A l’heure du déjeuner, autour de la table, les mères s’affairent, entre les repas des petits et les leurs. On pensait le sujet du suicide maternel difficile à aborder. Au contraire, elles veulent témoigner de ce qu’elles vivent, pour prévenir les autres parturientes de ce phénomène presque météorologique : le vent chaud de cette vie donnée qui se heurte de plein fouet à celui polaire de la mort symbolique – on n’est plus jamais « pas mère » – et physique – la grossesse et l’accouchement sont loin d’être des actes bénins – pour fabriquer une dépression, une tempête, un ouragan.
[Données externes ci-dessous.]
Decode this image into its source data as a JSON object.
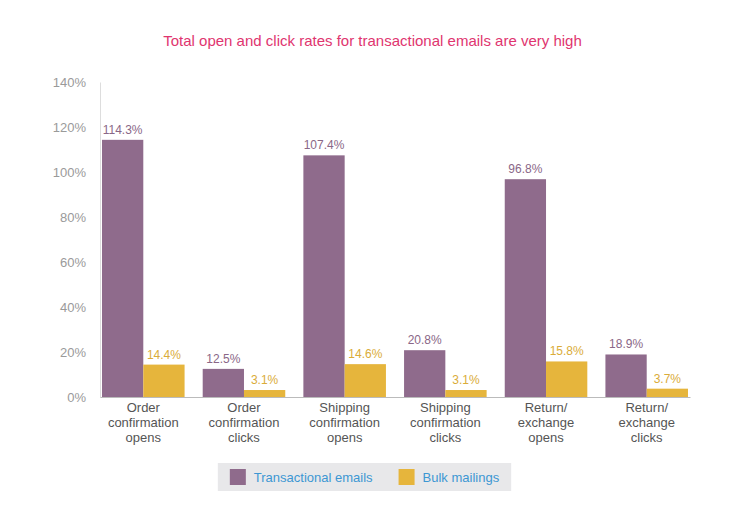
{
  "chart_data": {
    "type": "bar",
    "title": "Total open and click rates for transactional emails are very high",
    "categories": [
      "Order confirmation opens",
      "Order confirmation clicks",
      "Shipping confirmation opens",
      "Shipping confirmation clicks",
      "Return/ exchange opens",
      "Return/ exchange clicks"
    ],
    "series": [
      {
        "name": "Transactional emails",
        "color": "#8f6b8c",
        "values": [
          114.3,
          12.5,
          107.4,
          20.8,
          96.8,
          18.9
        ],
        "value_labels": [
          "114.3%",
          "12.5%",
          "107.4%",
          "20.8%",
          "96.8%",
          "18.9%"
        ]
      },
      {
        "name": "Bulk mailings",
        "color": "#e6b53c",
        "values": [
          14.4,
          3.1,
          14.6,
          3.1,
          15.8,
          3.7
        ],
        "value_labels": [
          "14.4%",
          "3.1%",
          "14.6%",
          "3.1%",
          "15.8%",
          "3.7%"
        ]
      }
    ],
    "ylim": [
      0,
      140
    ],
    "yticks": [
      {
        "value": 0,
        "label": "0%"
      },
      {
        "value": 20,
        "label": "20%"
      },
      {
        "value": 40,
        "label": "40%"
      },
      {
        "value": 60,
        "label": "60%"
      },
      {
        "value": 80,
        "label": "80%"
      },
      {
        "value": 100,
        "label": "100%"
      },
      {
        "value": 120,
        "label": "120%"
      },
      {
        "value": 140,
        "label": "140%"
      }
    ],
    "grid": false,
    "data_labels": true,
    "legend": "bottom"
  }
}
La trentaine passée, cadre en CDI, Sofia vit en couple dans un bel appartement. Elle pense que c’est le moment d’avoir un enfant, qui tarde à venir. Elle entre dans un protocole de procréation médicalement assistée (PMA). Les piqûres quotidiennes, les examens invasifs, l’impression d’être une femme défectueuse… elle bascule en « mode projet », vigilante sur l’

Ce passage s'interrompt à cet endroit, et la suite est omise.